У меня был только один читатель. Миссис Джей. Месяц уже подходил к концу, а я еще не написал ей письмо. Просто до сегодняшнего вечера не знал, о чем написать.

Я достал из ящика ручку и бумагу.

29 ноября


Дорогая миссис Джей,


В старшей школе со мной училась девочка, которую звали Ханна Уолтерс. Ханна хотела стать актрисой, и, если бы отец-придурок не убедил ее поступать на юриста, сейчас она бы блистала в Голливуде. Или, может быть, на Бродвее. Она получала главную роль во всех школьных пьесах. Другие девочки всегда злились, что ей достается вся слава, но только до премьеры. Потом даже они понимали, что Ханна ее заслужила.

Мы были в выпускном классе. Весной того года в нашей школе PS 241 решили поставить пьесу “Расёмон”. Вы ее видели? По ней еще сняли фильм. В общем, это японская история о самурае, его жене и одном бандите. Бандит убивает самурая и насилует его жену. Ну, по крайней мере, так гласит одна версия. В другой версии жена соблазняет бандита и помогает ему убить самурая. А еще в одной самурай убивает себя сам. Каждый человек – бандит, жена и мертвый самурай (с помощью медиума, который может общаться с духами) – рассказывает свою историю, после чего зрители задаются вопросом: кто же из них говорит правду?

Мы с друзьями решили напиться и прийти на премьеру. Мы не собирались смотреть, просто хотели поржать. Но пьеса оказалась слишком хороша. Смеяться было не над чем. Мои друзья ушли после второго акта, чтобы сохранить лицо. Я остался до того момента, как опустился занавес.

Ханна Уолтерс играла медиума. Выйдя на сцену, она превратилась в какое-то одержимое, почти призрачное существо. Она извивалась и взывала к духам, пока погибший самурай не начал рассказывать свою историю ее устами. Она была одета в белые лохмотья, которые сияли в огнях рампы. Ее лицо казалось очень бледным, а глаза превратились в темные, черные ямы, способные заглянуть в загробный мир. Ее голос срывался на крик, как будто дух, говоривший ее голосом, причинял ей физическую боль. Я сидел как зачарованный и не мог оторвать от нее глаз.

После представления я подошел к Ханне и сказал, что на сцене больше не на что было смотреть, кроме нее. Вместо ответа она меня поцеловала. Мне кажется, она была пьяна успехом, с которым прошла пьеса – или, возможно, под кайфом от собственного выступления. Мне было плевать. Я поцеловал ее в ответ, чувствуя на ее губах меловую белизну грима. Я словно попробовал на вкус толику той магии, которую она создала.

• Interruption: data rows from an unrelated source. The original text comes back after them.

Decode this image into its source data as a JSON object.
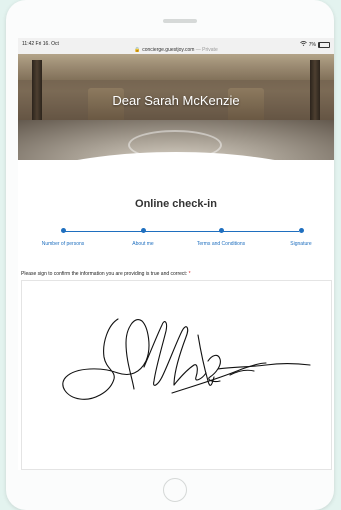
{
  "status_bar": {
    "time": "11:42",
    "date": "Fri 16. Oct",
    "url": "concierge.guestjoy.com",
    "url_suffix": "— Private",
    "battery": "7%"
  },
  "header": {
    "greeting": "Dear Sarah McKenzie"
  },
  "page": {
    "title": "Online check-in"
  },
  "stepper": {
    "steps": [
      {
        "label": "Number of persons"
      },
      {
        "label": "About me"
      },
      {
        "label": "Terms and Conditions"
      },
      {
        "label": "Signature"
      }
    ],
    "color": "#1f6fbf"
  },
  "form": {
    "instruction": "Please sign to confirm the information you are providing is true and correct:",
    "required_mark": "*"
  },
  "icons": [
    "lock-icon",
    "wifi-icon",
    "battery-icon",
    "home-button"
  ]
}
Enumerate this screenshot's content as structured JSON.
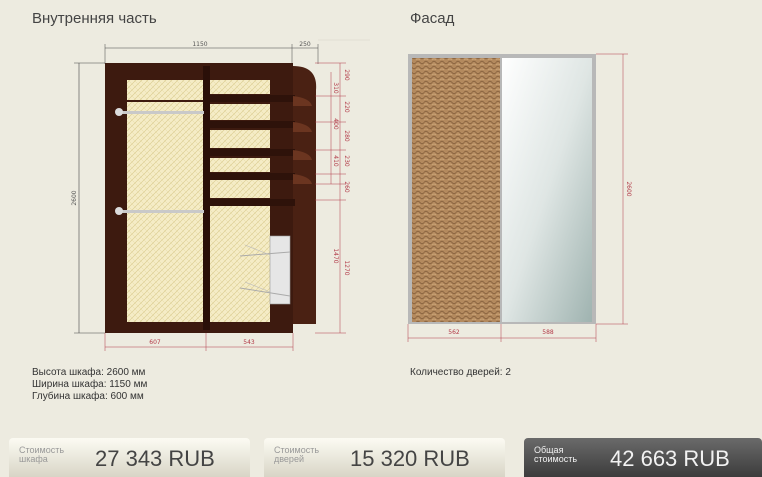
{
  "sections": {
    "inner_title": "Внутренняя часть",
    "facade_title": "Фасад"
  },
  "inner_drawing": {
    "top_dims": [
      "1150",
      "250"
    ],
    "height_dim": "2600",
    "bottom_dims": [
      "607",
      "543"
    ],
    "side_small": [
      "290",
      "310",
      "220",
      "400",
      "280",
      "410",
      "230",
      "260",
      "1470",
      "1270"
    ]
  },
  "facade_drawing": {
    "height_dim": "2600",
    "bottom_dims": [
      "562",
      "588"
    ]
  },
  "specs": {
    "height": "Высота шкафа: 2600 мм",
    "width": "Ширина шкафа: 1150 мм",
    "depth": "Глубина шкафа: 600 мм"
  },
  "facade_info": {
    "doors": "Количество дверей: 2"
  },
  "totals": {
    "cabinet_label_1": "Стоимость",
    "cabinet_label_2": "шкафа",
    "cabinet_value": "27 343  RUB",
    "doors_label_1": "Стоимость",
    "doors_label_2": "дверей",
    "doors_value": "15 320  RUB",
    "total_label_1": "Общая",
    "total_label_2": "стоимость",
    "total_value": "42 663  RUB"
  },
  "colors": {
    "wood_dark": "#3d1a0f",
    "panel_light": "#f3e9be",
    "dim_red": "#b23a48",
    "total_bar": "#4a4a4a"
  }
}
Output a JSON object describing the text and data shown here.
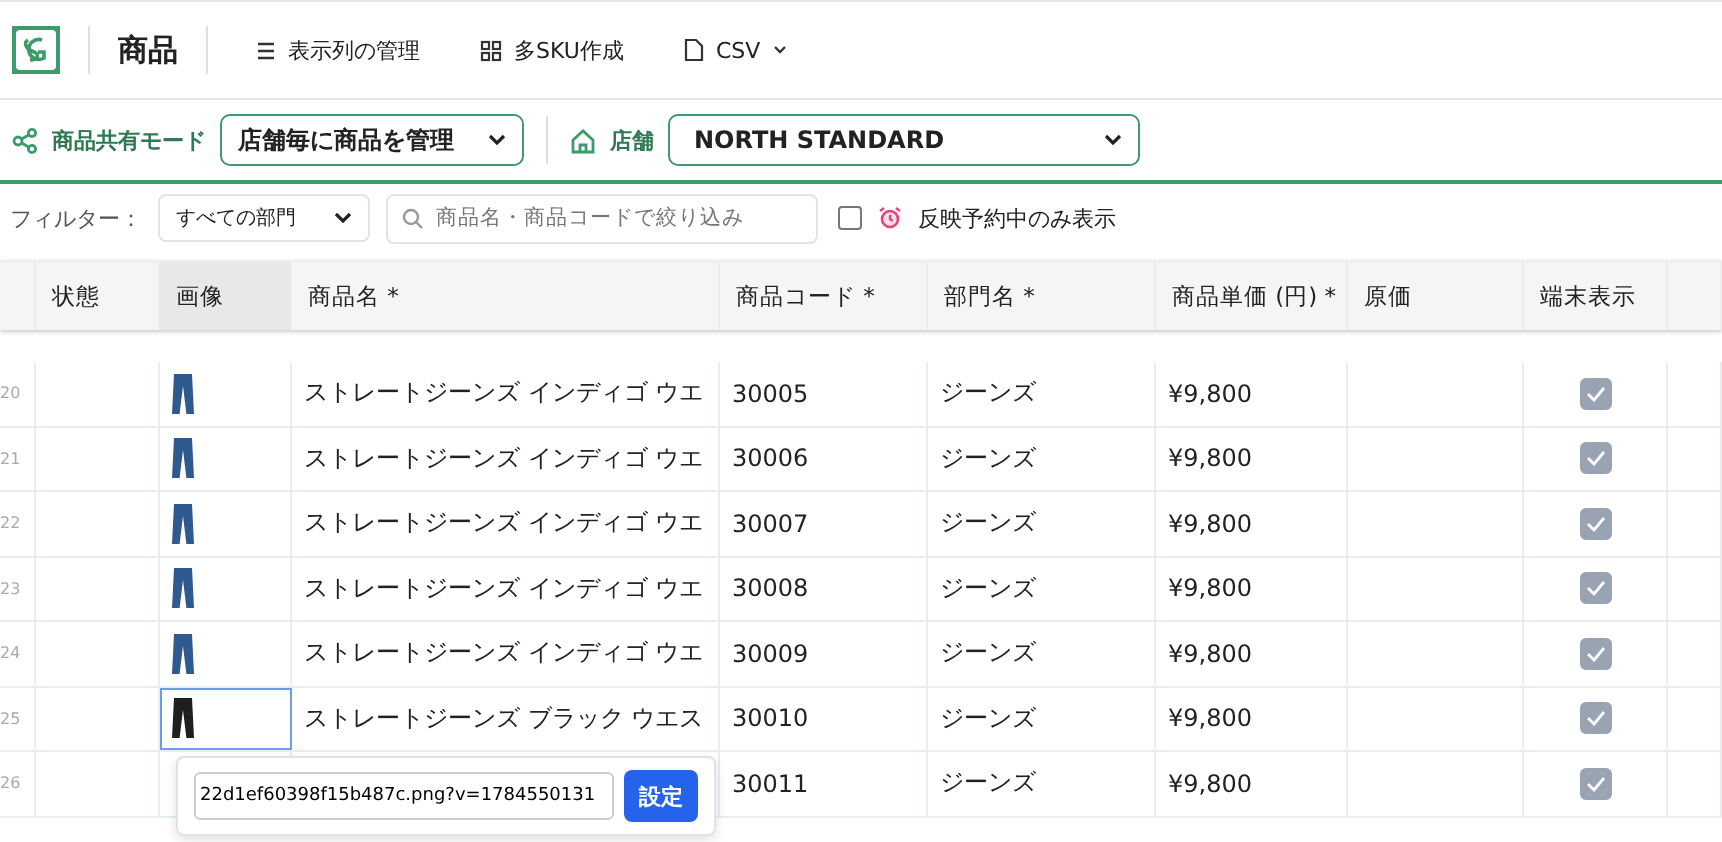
{
  "header": {
    "title": "商品",
    "actions": [
      {
        "kind": "columns",
        "label": "表示列の管理"
      },
      {
        "kind": "grid",
        "label": "多SKU作成"
      },
      {
        "kind": "file",
        "label": "CSV"
      }
    ]
  },
  "mode_bar": {
    "share_label": "商品共有モード",
    "share_value": "店舗毎に商品を管理",
    "store_label": "店舗",
    "store_value": "NORTH STANDARD"
  },
  "filter": {
    "label": "フィルター：",
    "department": "すべての部門",
    "search_placeholder": "商品名・商品コードで絞り込み",
    "reserved_only": {
      "label": "反映予約中のみ表示",
      "checked": false
    }
  },
  "table": {
    "columns": [
      "状態",
      "画像",
      "商品名 *",
      "商品コード *",
      "部門名 *",
      "商品単価 (円) *",
      "原価",
      "端末表示"
    ],
    "rows": [
      {
        "num": "20",
        "color": "#2f5a8f",
        "name": "ストレートジーンズ インディゴ ウエ",
        "code": "30005",
        "dept": "ジーンズ",
        "price": "¥9,800",
        "terminal": true,
        "selected": false
      },
      {
        "num": "21",
        "color": "#2f5a8f",
        "name": "ストレートジーンズ インディゴ ウエ",
        "code": "30006",
        "dept": "ジーンズ",
        "price": "¥9,800",
        "terminal": true,
        "selected": false
      },
      {
        "num": "22",
        "color": "#2f5a8f",
        "name": "ストレートジーンズ インディゴ ウエ",
        "code": "30007",
        "dept": "ジーンズ",
        "price": "¥9,800",
        "terminal": true,
        "selected": false
      },
      {
        "num": "23",
        "color": "#2f5a8f",
        "name": "ストレートジーンズ インディゴ ウエ",
        "code": "30008",
        "dept": "ジーンズ",
        "price": "¥9,800",
        "terminal": true,
        "selected": false
      },
      {
        "num": "24",
        "color": "#2f5a8f",
        "name": "ストレートジーンズ インディゴ ウエ",
        "code": "30009",
        "dept": "ジーンズ",
        "price": "¥9,800",
        "terminal": true,
        "selected": false
      },
      {
        "num": "25",
        "color": "#1e1e1e",
        "name": "ストレートジーンズ ブラック ウエス",
        "code": "30010",
        "dept": "ジーンズ",
        "price": "¥9,800",
        "terminal": true,
        "selected": true
      },
      {
        "num": "26",
        "code": "30011",
        "dept": "ジーンズ",
        "price": "¥9,800",
        "terminal": true,
        "selected": false
      }
    ]
  },
  "image_popover": {
    "url": "22d1ef60398f15b487c.png?v=1784550131",
    "button": "設定"
  }
}
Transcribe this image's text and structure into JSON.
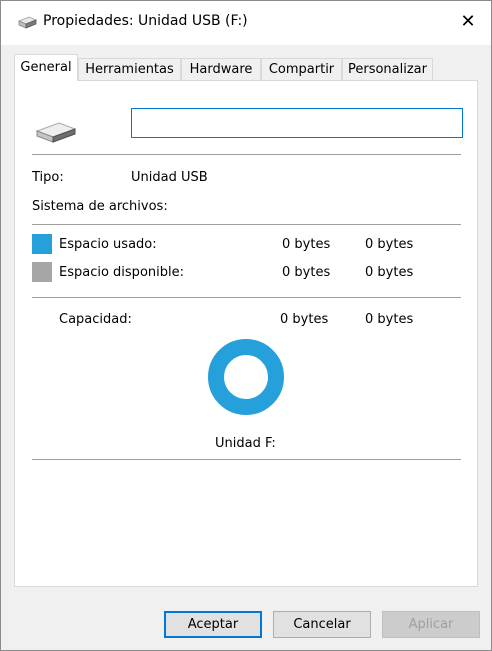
{
  "window": {
    "title": "Propiedades: Unidad USB (F:)",
    "title_icon": "usb-drive-icon",
    "close_label": "✕"
  },
  "tabs": [
    {
      "label": "General",
      "active": true
    },
    {
      "label": "Herramientas",
      "active": false
    },
    {
      "label": "Hardware",
      "active": false
    },
    {
      "label": "Compartir",
      "active": false
    },
    {
      "label": "Personalizar",
      "active": false
    }
  ],
  "general": {
    "drive_icon": "usb-drive-icon",
    "name_value": "",
    "type_label": "Tipo:",
    "type_value": "Unidad USB",
    "filesystem_label": "Sistema de archivos:",
    "filesystem_value": "",
    "used_label": "Espacio usado:",
    "used_bytes": "0 bytes",
    "used_size": "0 bytes",
    "free_label": "Espacio disponible:",
    "free_bytes": "0 bytes",
    "free_size": "0 bytes",
    "capacity_label": "Capacidad:",
    "capacity_bytes": "0 bytes",
    "capacity_size": "0 bytes",
    "drive_label": "Unidad F:"
  },
  "colors": {
    "used": "#26a0da",
    "free": "#a6a6a6",
    "focus": "#0078d7"
  },
  "buttons": {
    "ok": "Aceptar",
    "cancel": "Cancelar",
    "apply": "Aplicar"
  }
}
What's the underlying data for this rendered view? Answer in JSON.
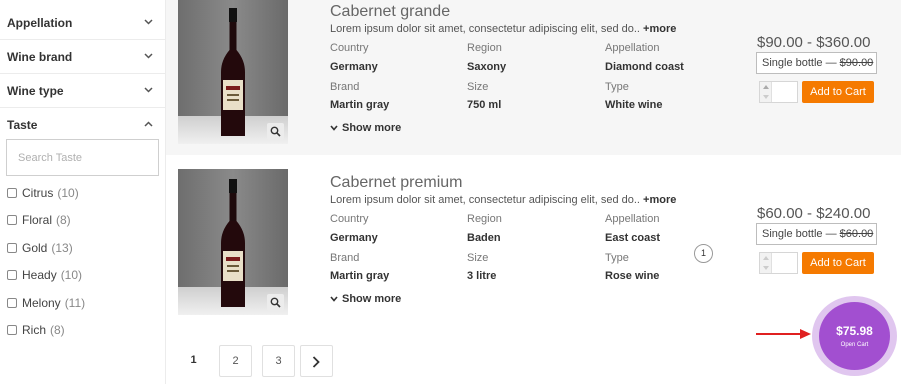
{
  "sidebar": {
    "filters": [
      {
        "label": "Appellation",
        "expanded": false
      },
      {
        "label": "Wine brand",
        "expanded": false
      },
      {
        "label": "Wine type",
        "expanded": false
      },
      {
        "label": "Taste",
        "expanded": true
      }
    ],
    "taste_search_placeholder": "Search Taste",
    "taste_options": [
      {
        "label": "Citrus",
        "count": "(10)"
      },
      {
        "label": "Floral",
        "count": "(8)"
      },
      {
        "label": "Gold",
        "count": "(13)"
      },
      {
        "label": "Heady",
        "count": "(10)"
      },
      {
        "label": "Melony",
        "count": "(11)"
      },
      {
        "label": "Rich",
        "count": "(8)"
      }
    ]
  },
  "products": [
    {
      "title": "Cabernet grande",
      "description": "Lorem ipsum dolor sit amet, consectetur adipiscing elit, sed do..",
      "more_label": "+more",
      "attributes": {
        "country_label": "Country",
        "country": "Germany",
        "region_label": "Region",
        "region": "Saxony",
        "appellation_label": "Appellation",
        "appellation": "Diamond coast",
        "brand_label": "Brand",
        "brand": "Martin gray",
        "size_label": "Size",
        "size": "750 ml",
        "type_label": "Type",
        "type": "White wine"
      },
      "show_more_label": "Show more",
      "price_range": "$90.00 - $360.00",
      "variant_prefix": "Single bottle — ",
      "variant_price": "$90.00",
      "add_to_cart_label": "Add to Cart"
    },
    {
      "title": "Cabernet premium",
      "description": "Lorem ipsum dolor sit amet, consectetur adipiscing elit, sed do..",
      "more_label": "+more",
      "attributes": {
        "country_label": "Country",
        "country": "Germany",
        "region_label": "Region",
        "region": "Baden",
        "appellation_label": "Appellation",
        "appellation": "East coast",
        "brand_label": "Brand",
        "brand": "Martin gray",
        "size_label": "Size",
        "size": "3 litre",
        "type_label": "Type",
        "type": "Rose wine"
      },
      "show_more_label": "Show more",
      "price_range": "$60.00 - $240.00",
      "variant_prefix": "Single bottle — ",
      "variant_price": "$60.00",
      "add_to_cart_label": "Add to Cart",
      "cart_qty_badge": "1"
    }
  ],
  "pagination": {
    "pages": [
      "1",
      "2",
      "3"
    ],
    "current": "1"
  },
  "cart": {
    "total": "$75.98",
    "label": "Open Cart"
  },
  "colors": {
    "accent": "#f57a00",
    "cart": "#a24fd0",
    "arrow": "#e02020"
  }
}
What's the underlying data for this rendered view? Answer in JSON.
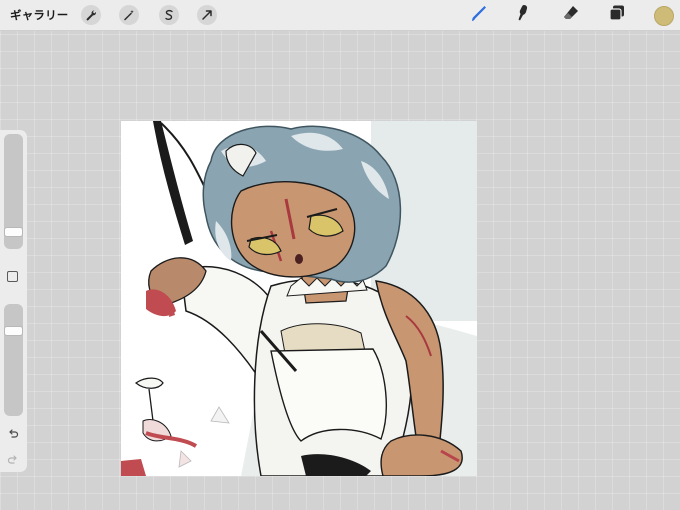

Мы встречались целых три месяца, пока ее папа не сказал, что отрежет мне член садовыми ножницами, если еще раз увидит меня рядом с ней. Я был недостаточно хорош для его дочери. Слишком беден. Слишком груб. Высокий парень в потрепанной одежде, живший с больным дедушкой, которому не хватало сил, чтобы его дисциплинировать.

Расставание с Ханной не стало наиглавнейшим событием в моей жизни. Но любил ли я ее? Не знаю. Ее игра в “Расёмоне” запомнилась мне почти так же ярко, как она сама. Но в Ханне жила какая-то магия. Мне кажется, именно это в ней я и любил.

С тех пор у меня было немало женщин. Уточню: мы вместе спали. Ничего серьезного. Ничего, что мне хотелось бы сохранить. Ни в одной из них не жила магия. Это звучит банально? Возможно; но в этом мире слишком много дерьма, поэтому, когда находишь нечто, сияющее посреди грязи и тьмы, начинаешь к этому стремиться.

Сегодня вечером я встретил девушку.

Сначала я не увидел в ней ничего магического – абсолютно ничего. На самом деле, она была той еще занозой в заднице. Но остроумной. Ростом метр с кепкой, очень красивая, с большими зелеными глазами – кажется, во многие мили глубиной. Длинные черные волосы, похожие на шелк. Мне пришлось бороться с желанием к ним прикоснуться.

Она уезжает из Нью-Йорка уже завтра. Собеседование прошло неудачно, и это печально. Но, черт, она молодец, что попыталась! Попробовала выстрелить и промахнулась, но хотя бы не побоялась рискнуть. Она художница. Рисует комиксы. Я хотел задать ей миллион вопросов. Хотел спрашивать еще и еще, потому что не сомневался: я могу говорить с Зельдой дни напролет, но вещи, которые я хочу о ней узнать, не будут заканчиваться.

Да, ее зовут Зельда. Фамилию я не знаю. Потому что не задал ей этот вопрос – как и сотни других вопросов, которые вертелись на языке. Она уезжает из Нью-Йорка, но я промолчал не поэтому. Все дело в вас, миссис Джей.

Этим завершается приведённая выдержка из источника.